# Keyboard stands: making them extra sturdy?



## _detox (Oct 5, 2008)

Hey guys. 

I will be unveiling my microKORG and electribe EMX-1 at the upcoming gigs with my band, but I'm running into a bit of a situation when it comes to a stand.

Obviously I'll need a double tier stand, but I'm concerned about the sturdiness of the stand. When I used to play piano, I remember having a stand for my keyboard that would move and shake when I played. And the keyboardist in my band has been having that same problem. 

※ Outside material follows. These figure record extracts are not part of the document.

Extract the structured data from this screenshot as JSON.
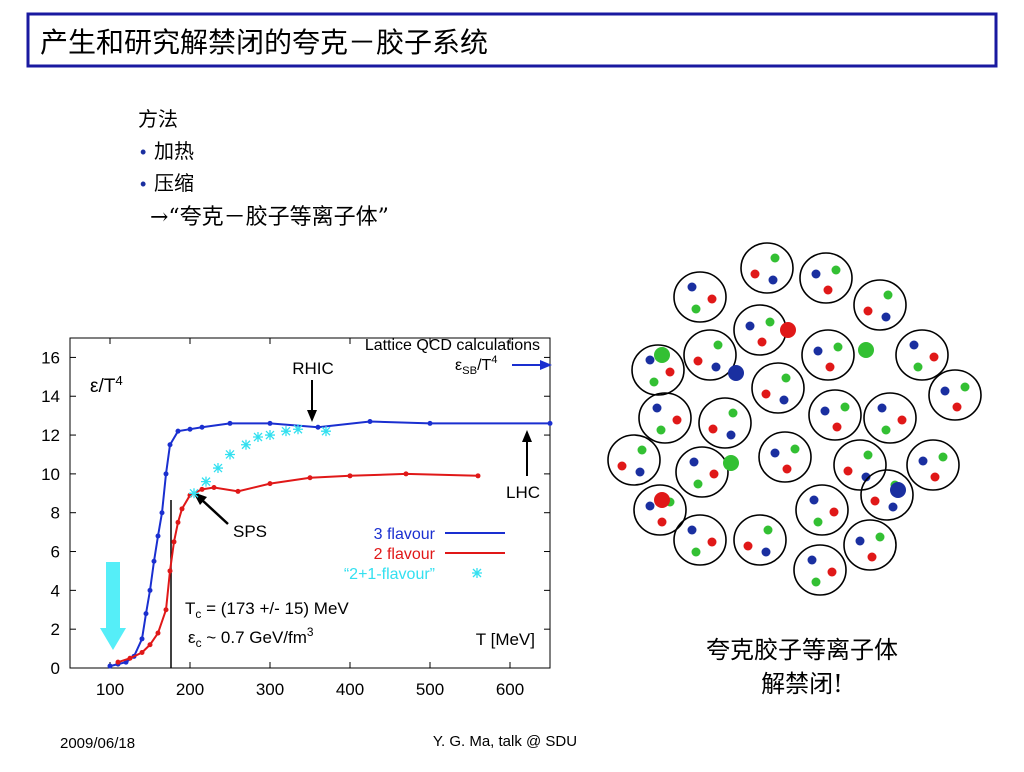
{
  "title": "产生和研究解禁闭的夸克－胶子系统",
  "bullets": {
    "heading": "方法",
    "items": [
      "加热",
      "压缩"
    ],
    "result": "→“夸克－胶子等离子体”"
  },
  "chart_data": {
    "type": "line",
    "top_label": "Lattice QCD calculations",
    "y_label": {
      "main": "ε/T",
      "sup": "4"
    },
    "x_label": "T [MeV]",
    "sb_label": {
      "main": "ε",
      "sub": "SB",
      "rest": "/T",
      "sup": "4"
    },
    "annotations": [
      "RHIC",
      "LHC",
      "SPS"
    ],
    "tc_text": {
      "main": "T",
      "sub": "c",
      "rest": " = (173 +/- 15) MeV"
    },
    "ec_text": {
      "main": "ε",
      "sub": "c",
      "rest": " ~ 0.7 GeV/fm",
      "sup": "3"
    },
    "xlim": [
      50,
      650
    ],
    "ylim": [
      0,
      17
    ],
    "xticks": [
      100,
      200,
      300,
      400,
      500,
      600
    ],
    "yticks": [
      0,
      2,
      4,
      6,
      8,
      10,
      12,
      14,
      16
    ],
    "series": [
      {
        "name": "3 flavour",
        "color": "#1a2fd0",
        "marker": "dot",
        "x": [
          100,
          110,
          120,
          130,
          140,
          145,
          150,
          155,
          160,
          165,
          170,
          175,
          185,
          200,
          215,
          250,
          300,
          360,
          425,
          500,
          650
        ],
        "values": [
          0.1,
          0.2,
          0.3,
          0.6,
          1.5,
          2.8,
          4,
          5.5,
          6.8,
          8,
          10,
          11.5,
          12.2,
          12.3,
          12.4,
          12.6,
          12.6,
          12.4,
          12.7,
          12.6,
          12.6
        ]
      },
      {
        "name": "2 flavour",
        "color": "#e01818",
        "marker": "dot",
        "x": [
          110,
          125,
          140,
          150,
          160,
          170,
          175,
          180,
          185,
          190,
          200,
          215,
          230,
          260,
          300,
          350,
          400,
          470,
          560
        ],
        "values": [
          0.3,
          0.5,
          0.8,
          1.2,
          1.8,
          3,
          5,
          6.5,
          7.5,
          8.2,
          8.9,
          9.2,
          9.3,
          9.1,
          9.5,
          9.8,
          9.9,
          10.0,
          9.9
        ]
      },
      {
        "name": "“2+1-flavour”",
        "color": "#33e0f0",
        "marker": "star",
        "x": [
          205,
          220,
          235,
          250,
          270,
          285,
          300,
          320,
          335,
          370
        ],
        "values": [
          9,
          9.6,
          10.3,
          11.0,
          11.5,
          11.9,
          12.0,
          12.2,
          12.3,
          12.2
        ]
      }
    ]
  },
  "diagram_caption": [
    "夸克胶子等离子体",
    "解禁闭!"
  ],
  "footer": {
    "date": "2009/06/18",
    "author": "Y. G. Ma, talk @ SDU"
  }
}
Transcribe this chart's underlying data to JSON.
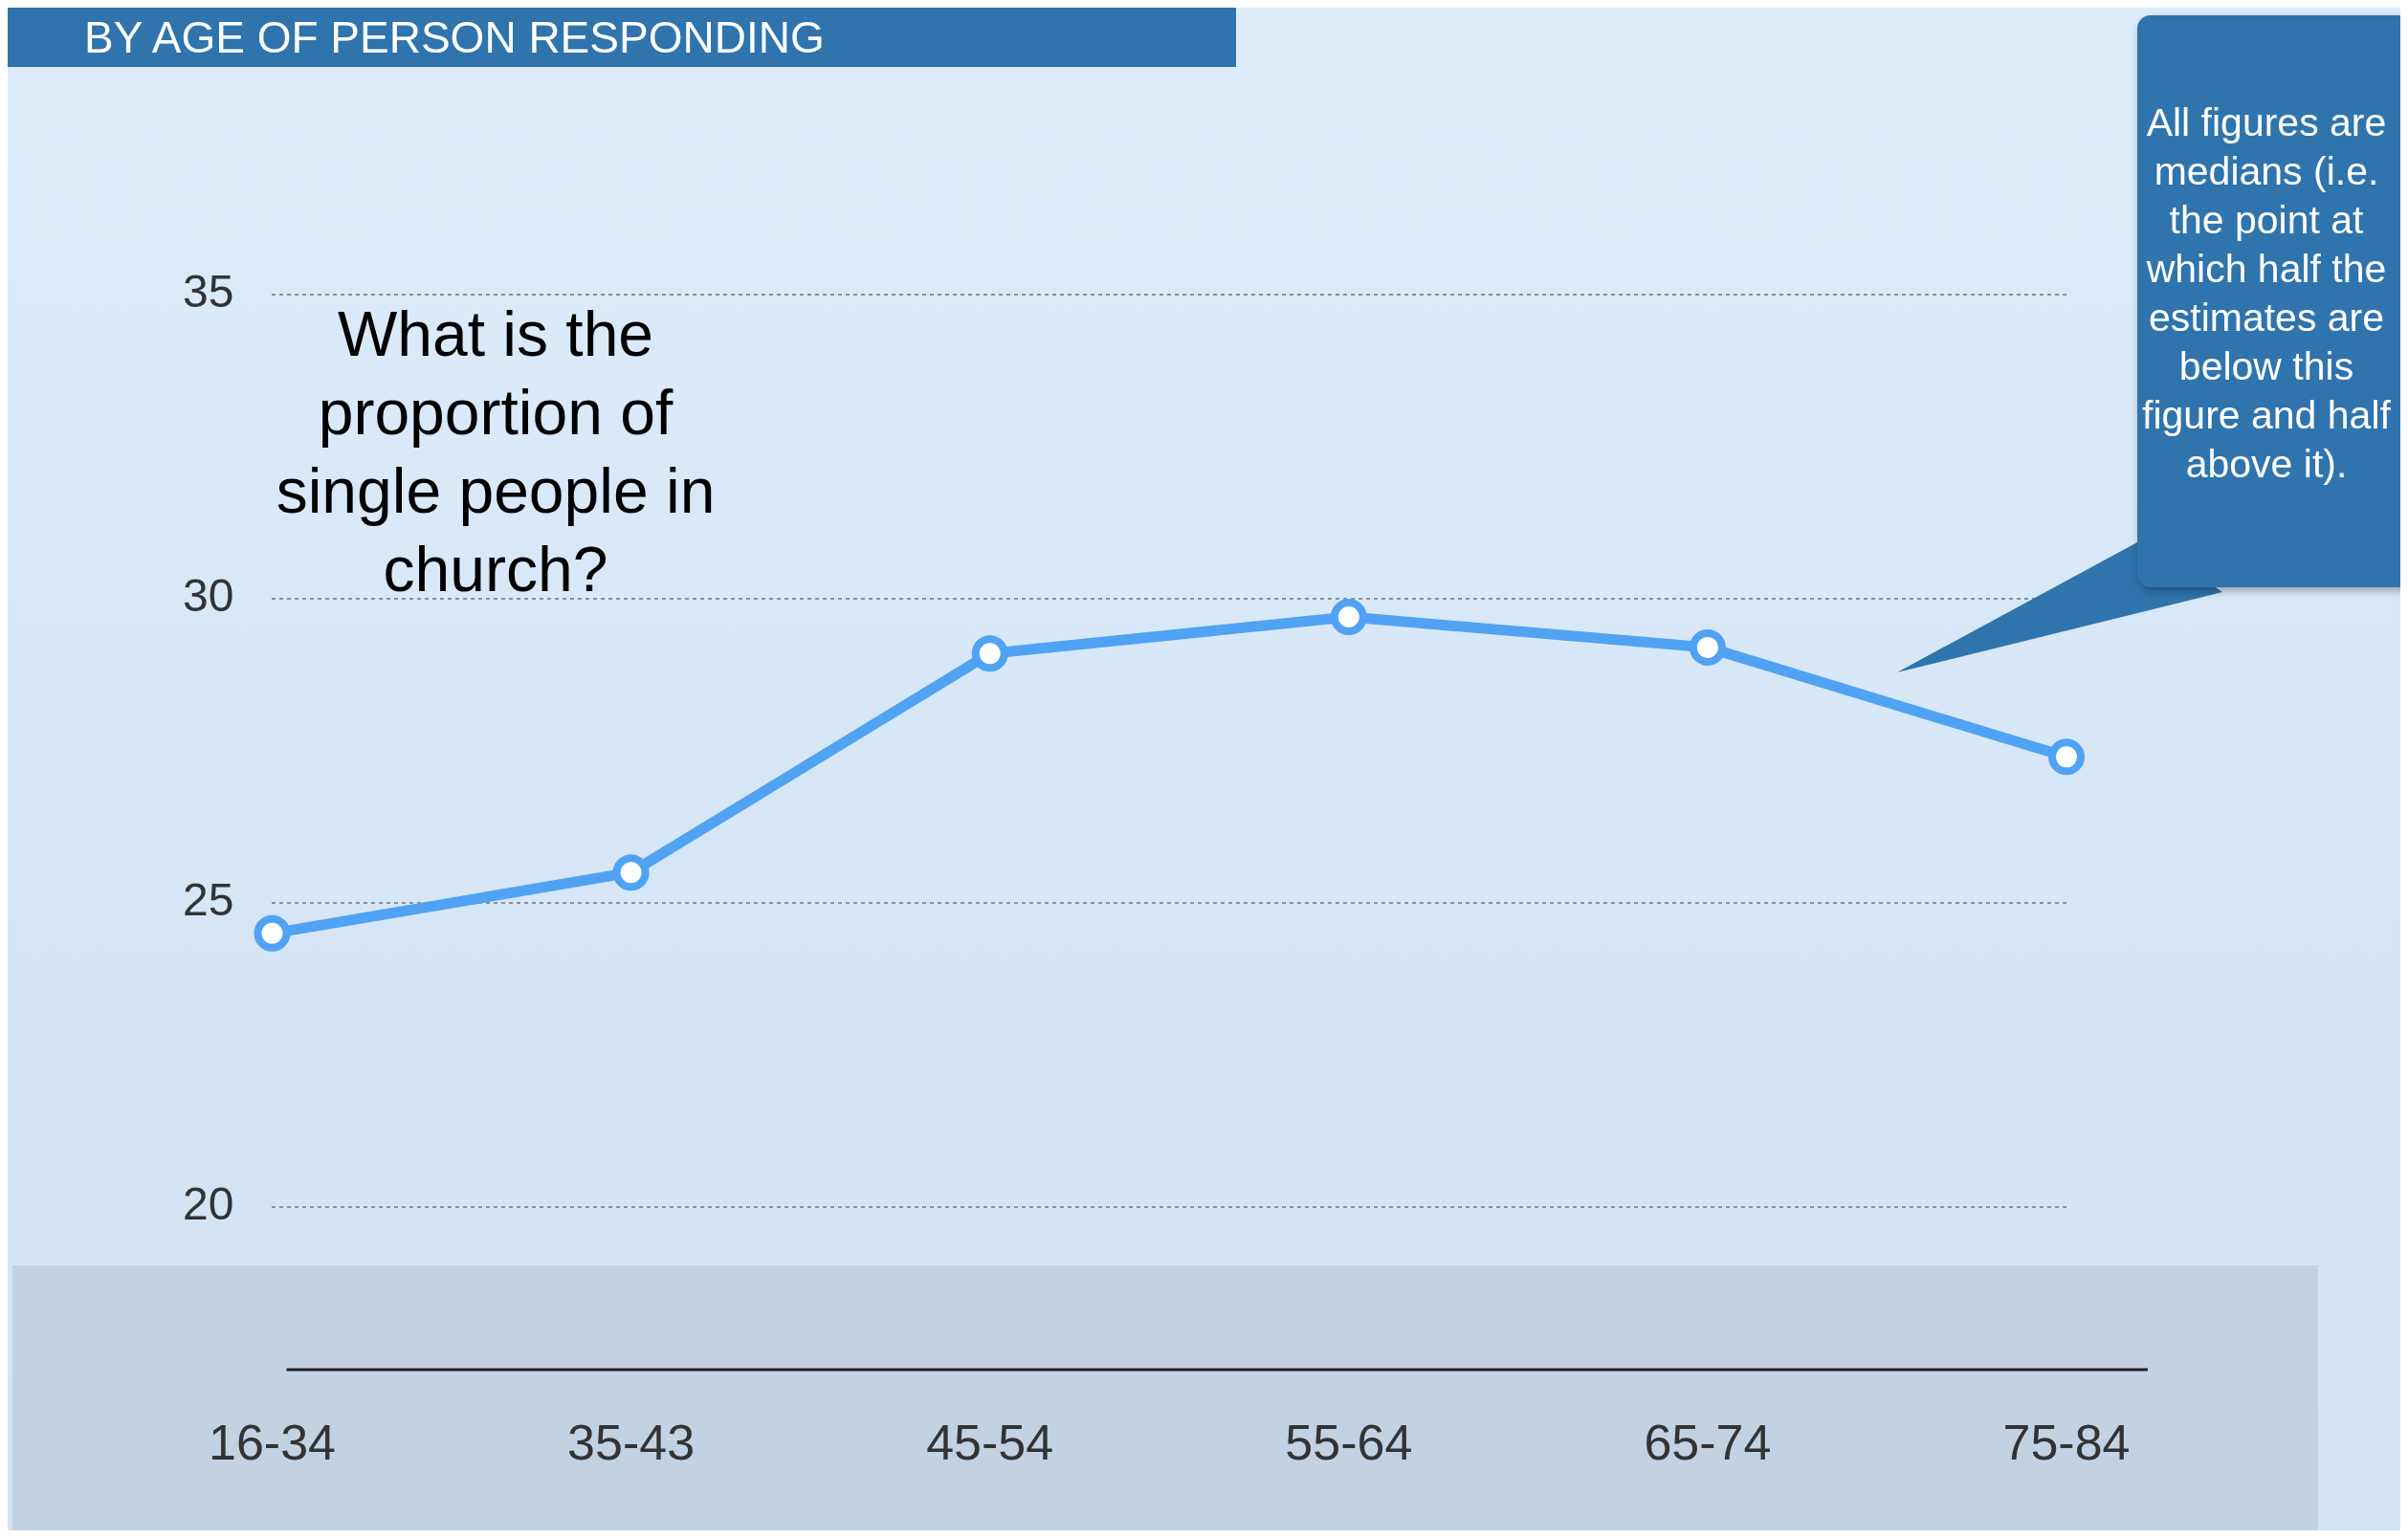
{
  "chart_data": {
    "type": "line",
    "title": "BY AGE OF PERSON RESPONDING",
    "categories": [
      "16-34",
      "35-43",
      "45-54",
      "55-64",
      "65-74",
      "75-84"
    ],
    "values": [
      24.5,
      25.5,
      29.1,
      29.7,
      29.2,
      27.4
    ],
    "color": "#4fa3f2",
    "ylim": [
      20,
      35
    ],
    "yticks": [
      20,
      25,
      30,
      35
    ],
    "grid": "y",
    "marker": "circle",
    "annotations": [
      "What is the proportion of single people in church?",
      "All figures are medians (i.e. the point at which half the estimates are below this figure and half above it)."
    ]
  }
}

So how would I steady this? I've seen the singer from Enter Shikari jump up and stand on his before without any shaking or anything.

I'm thinking that for the microKORG at least I'm going to put velcro on the bottom of the unit and the top of the stand. I've heard doing something with a plank of wood helps?

THANKS!


----------



## eightballhemhorrage (Oct 5, 2008)

i have had good experiences with the "ultimate" keyboard stand. it is one leaning vertical post with arms that you stuff goes on. i find them @ g.c. only prob is they are a touch expensive

Buy Ultimate Support DX-48B Deltex II Keyboard Stand online at Musician's Friend

there are a few different versions of it too.


----------



## eleven59 (Oct 5, 2008)

I've heard great things about those. 

I know when I saw Tubring, the keyboardist was using just a typical X-shaped folding stand, but he had a chain between the top two parts of the "X" so it wouldn't collapse when he jumped up on it. It was a really heavy-duty looking one too.


----------



## Leec (Oct 5, 2008)

The keyboard player in my band uses an Ultimate stand. He uses a fullsize, weighted-key Fatar controller and a Trinity on it, and it has no issues with wobbling or toppling. 
They're sturdily constructed, and they fold away so cool (all the arms fit inside it), and even have a handle on for carrying.

They're a lot weightier than a typical X stand, and, of course, they cost a lot more. They look at better, though.


----------



## Speedy Fingers (Oct 8, 2008)

Ultimate Support AX-48S Apex Dual Tier Keyboard Stand on eBay, also, Stands, Pro Audio Equipment, Musical Instruments (end time 08-Oct-08 21:09:35 BST)

This has 3 minutes left!


----------